Considerada melhor até que o Natal por alguns comerciantes, a Black Friday, em 2020, em 27 deste mês (última sexta-feira de novembro, como manda a tradição), terá números mais tímidos que os do ano passado na capital, ainda como reflexo dos estragos econômicos da pandemia. 

A injeção de recursos na cidade, graças às promoções, é projetada em R$ 2,01 bilhões, quase R$ 1 milhão a menos que em 2019 (R$ 2,09 bi), segundo pesquisa divulgada ontem pela Câmara de Dirigentes Lojistas de Belo Horizonte (CDL/BH). O tíquete médio esperado também deve ser inferior: R$ 1.275 por consumidor, ante R$ 1.306 no último “queimão” do gênero. 

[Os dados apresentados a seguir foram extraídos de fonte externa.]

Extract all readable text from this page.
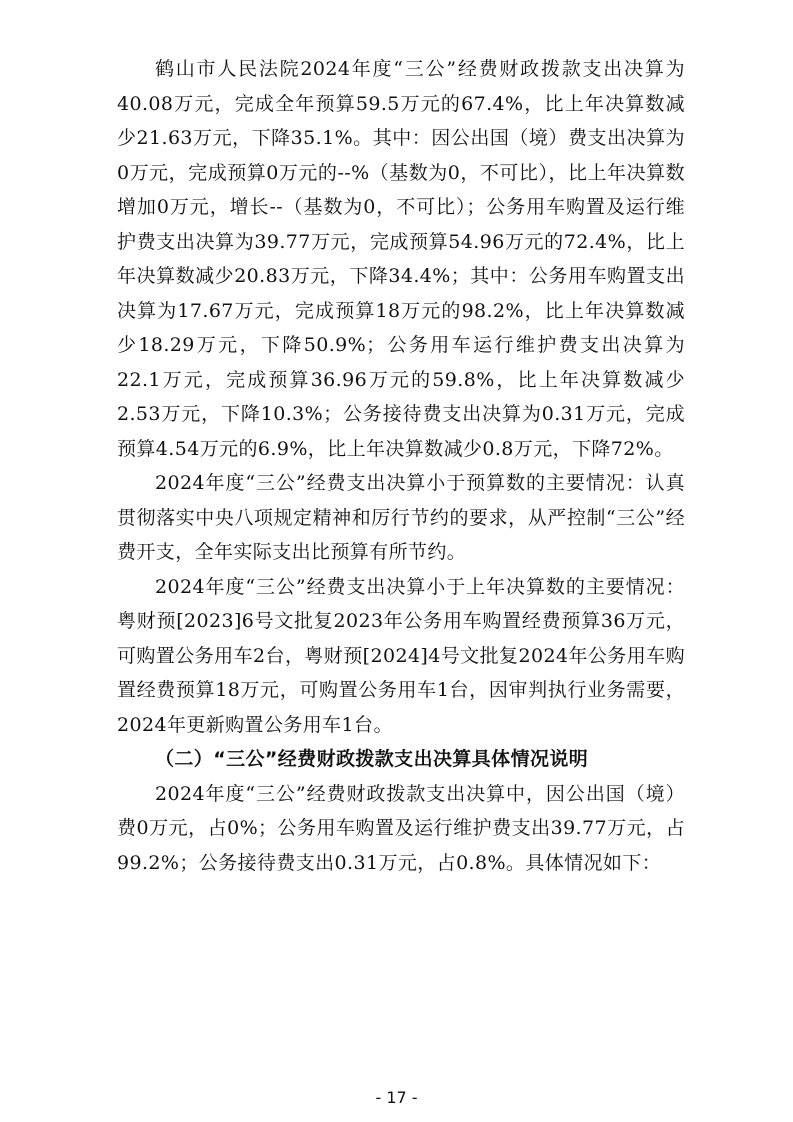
鹤山市人民法院2024年度“三公”经费财政拨款支出决算为40.08万元，完成全年预算59.5万元的67.4%，比上年决算数减少21.63万元，下降35.1%。其中：因公出国（境）费支出决算为0万元，完成预算0万元的--%（基数为0，不可比），比上年决算数增加0万元，增长--（基数为0，不可比）；公务用车购置及运行维护费支出决算为39.77万元，完成预算54.96万元的72.4%，比上年决算数减少20.83万元，下降34.4%；其中：公务用车购置支出决算为17.67万元，完成预算18万元的98.2%，比上年决算数减少18.29万元，下降50.9%；公务用车运行维护费支出决算为22.1万元，完成预算36.96万元的59.8%，比上年决算数减少2.53万元，下降10.3%；公务接待费支出决算为0.31万元，完成预算4.54万元的6.9%，比上年决算数减少0.8万元，下降72%。

2024年度“三公”经费支出决算小于预算数的主要情况：认真贯彻落实中央八项规定精神和厉行节约的要求，从严控制“三公”经费开支，全年实际支出比预算有所节约。

2024年度“三公”经费支出决算小于上年决算数的主要情况：粤财预[2023]6号文批复2023年公务用车购置经费预算36万元，可购置公务用车2台，粤财预[2024]4号文批复2024年公务用车购置经费预算18万元，可购置公务用车1台，因审判执行业务需要，2024年更新购置公务用车1台。

（二）“三公”经费财政拨款支出决算具体情况说明

2024年度“三公”经费财政拨款支出决算中，因公出国（境）费0万元，占0%；公务用车购置及运行维护费支出39.77万元，占99.2%；公务接待费支出0.31万元，占0.8%。具体情况如下：

- 17 -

Mesmo assim, o cenário é de otimismo, muito em razão de um aguardado crescimento do uso das mídias sociais, para divulgar produtos e conectar-se à clientela, e das vendas on-line pelos comerciantes – tendência reforçada e acelerada durante a crise provocada pela Covid-19. 

Conforme a pesquisa, praticamente todos os lojistas entrevistados (96,8%) disseram que o Instagram será o principal canal de divulgação de mercadorias; 60,3% vão usar o Facebook e 9,5%, o WhatsApp. 
Outros mecanismos de propaganda também foram citados, mas com menor ênfase, como decoração da lojas físicas (5,6%), sites (4,8%), preparação de vitrines (4%), televisão (2,4%), panfletagem (1,6%) e carro de som (0,8%).

Antecipação

Outro sinal de que projeções mais modestas que as de 2019 não são, necessariamente, motivo para desânimo, segundo o presidente em exercício da CDL/BH, José Angelo de Melo, é o fato de que lojistas se anteciparam bastante nos preparativos para a Black Friday. “Já estamos vendo os comerciantes se preparando para a data”, afirma.

Consumidor mais atento: 70% deles, segundo a pesquisa da CDL/BH, prometem acompanhar a variação de preços antes das compras

 

Para se ter uma ideia, a pesquisa, feita entre 9 e 15 de outubro, apontou que quase a metade, ou 48,2% dos empresários entrevistados, já estava se programando para o evento. Apenas 8% ainda não haviam iniciado qualquer planejamento. 

Mais um dado positivo da pesquisa foi de que 54,8% dos consumidores ouvidos afirmaram que pretendem comprar na Black Friday, 9 pontos percentuais a mais que em 2019. Além disso, quatro a cada dez deles disseram que anteciparão, agora, as compras de Natal. 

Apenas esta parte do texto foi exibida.